Да коровы, хотя и жаль их, дело такое… наживное. А вот Надя, Надя… Ведь и ее, дитя горькое, не пропустили гады. Заметили. И пальчиком, как собачонку, поманили: иди к нам. «Не ходи!» — показывал, моргал что было сил. Наде он, Хомка. Пошла. Да и как не пойдешь, если своими глазами видела, как его, Хомку, в песок швырнули, и боялась, что ее так же вот швырнут… Да что там швырнут!.. И убить могут. У каждого же оружие, и каждый себя невесть каким паном считает. Он — все, а ты… Ты ничто, грязь, козявка… Пошла Надя, а вернется ли, придет ли?.. Да если и вернется, придет… Что они, сволочи, сделают с девушкой? Молодые все, дюжие — жеребцы…
Сидел на обочине дороги Хомка и оторопело смотрел на тот лесок, куда немцы и коров погнали, и Надю в коляске мотоцикла повезли.
«Пускай бы хоть отпустили, не убили… А то что же? Одному возвращаться в деревню, домой? А Матею и Мальвине что сказать? И вообще людям?.. Да что там сказать — как самому все это пережить? До конца дней проклинать себя будешь, не простишь, ни за что не простишь себе, что не выручил девчонку, дал супостатам надругаться над нею… Хотя что, что я мог сделать? Налетели неведомо откуда, как воронье, окружили стадо… Не успел опомниться, сообразить, что к чему, — ни коров, ни Нади… Да ведь людям, а тем более Надиным отцу-матери всего этого не расскажешь… Да и не поймут они, что ты ни говори, как ни объясняй, не поймут. Подумают — струсил, не заступился, не защитил… Да так оно и есть… Если б кинулся на них с кулаками, с кнутом…»

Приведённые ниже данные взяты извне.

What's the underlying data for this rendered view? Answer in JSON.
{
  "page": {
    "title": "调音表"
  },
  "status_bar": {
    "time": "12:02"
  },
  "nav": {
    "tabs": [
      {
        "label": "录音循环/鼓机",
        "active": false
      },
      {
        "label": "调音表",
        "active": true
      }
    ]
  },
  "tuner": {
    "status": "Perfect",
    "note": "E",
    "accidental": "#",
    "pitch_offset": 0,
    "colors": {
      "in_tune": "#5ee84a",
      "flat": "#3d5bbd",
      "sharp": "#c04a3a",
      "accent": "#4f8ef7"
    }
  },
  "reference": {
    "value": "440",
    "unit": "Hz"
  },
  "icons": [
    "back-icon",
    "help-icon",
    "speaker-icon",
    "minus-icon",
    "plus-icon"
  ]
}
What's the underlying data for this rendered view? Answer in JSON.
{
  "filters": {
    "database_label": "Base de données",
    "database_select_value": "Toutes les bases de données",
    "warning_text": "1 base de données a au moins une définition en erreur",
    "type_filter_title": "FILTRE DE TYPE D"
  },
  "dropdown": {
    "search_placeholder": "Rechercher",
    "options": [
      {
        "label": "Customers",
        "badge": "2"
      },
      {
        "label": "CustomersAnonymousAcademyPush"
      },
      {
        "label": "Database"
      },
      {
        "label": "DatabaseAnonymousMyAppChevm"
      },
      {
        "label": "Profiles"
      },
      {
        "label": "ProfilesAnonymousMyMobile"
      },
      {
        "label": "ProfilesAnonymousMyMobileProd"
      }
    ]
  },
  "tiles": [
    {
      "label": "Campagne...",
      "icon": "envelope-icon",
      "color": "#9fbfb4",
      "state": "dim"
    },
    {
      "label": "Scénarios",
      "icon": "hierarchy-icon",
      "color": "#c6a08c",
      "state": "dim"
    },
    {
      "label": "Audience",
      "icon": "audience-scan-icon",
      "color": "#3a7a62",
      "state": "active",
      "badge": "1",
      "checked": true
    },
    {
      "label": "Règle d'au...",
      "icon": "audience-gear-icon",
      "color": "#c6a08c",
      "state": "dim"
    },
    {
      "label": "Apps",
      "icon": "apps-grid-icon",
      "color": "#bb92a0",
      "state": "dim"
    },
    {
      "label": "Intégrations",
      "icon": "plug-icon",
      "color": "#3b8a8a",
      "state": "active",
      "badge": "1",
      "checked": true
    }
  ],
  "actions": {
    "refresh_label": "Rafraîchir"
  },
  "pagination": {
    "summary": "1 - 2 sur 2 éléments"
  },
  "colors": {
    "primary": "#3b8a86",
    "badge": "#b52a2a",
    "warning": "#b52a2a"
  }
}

И тут же Хомка одернул себя:
«Ну, кинулся бы… А толку?.. И Надю бы не спас, и самого бы убили… Эх, не надо мне было соглашаться коров гнать. Сидел бы себе дома, и никаких забот. А теперь…»
Не вытерпел, поднялся на ноги. Постоял, посмотрел на поле — дикое, песчаное, полынью да бурьяном заросшее, — где немцы его со стадом перехватили, и подался, поковылял к синевшему вдали леску, в котором скрылись вместе с Надей и коровами немцы.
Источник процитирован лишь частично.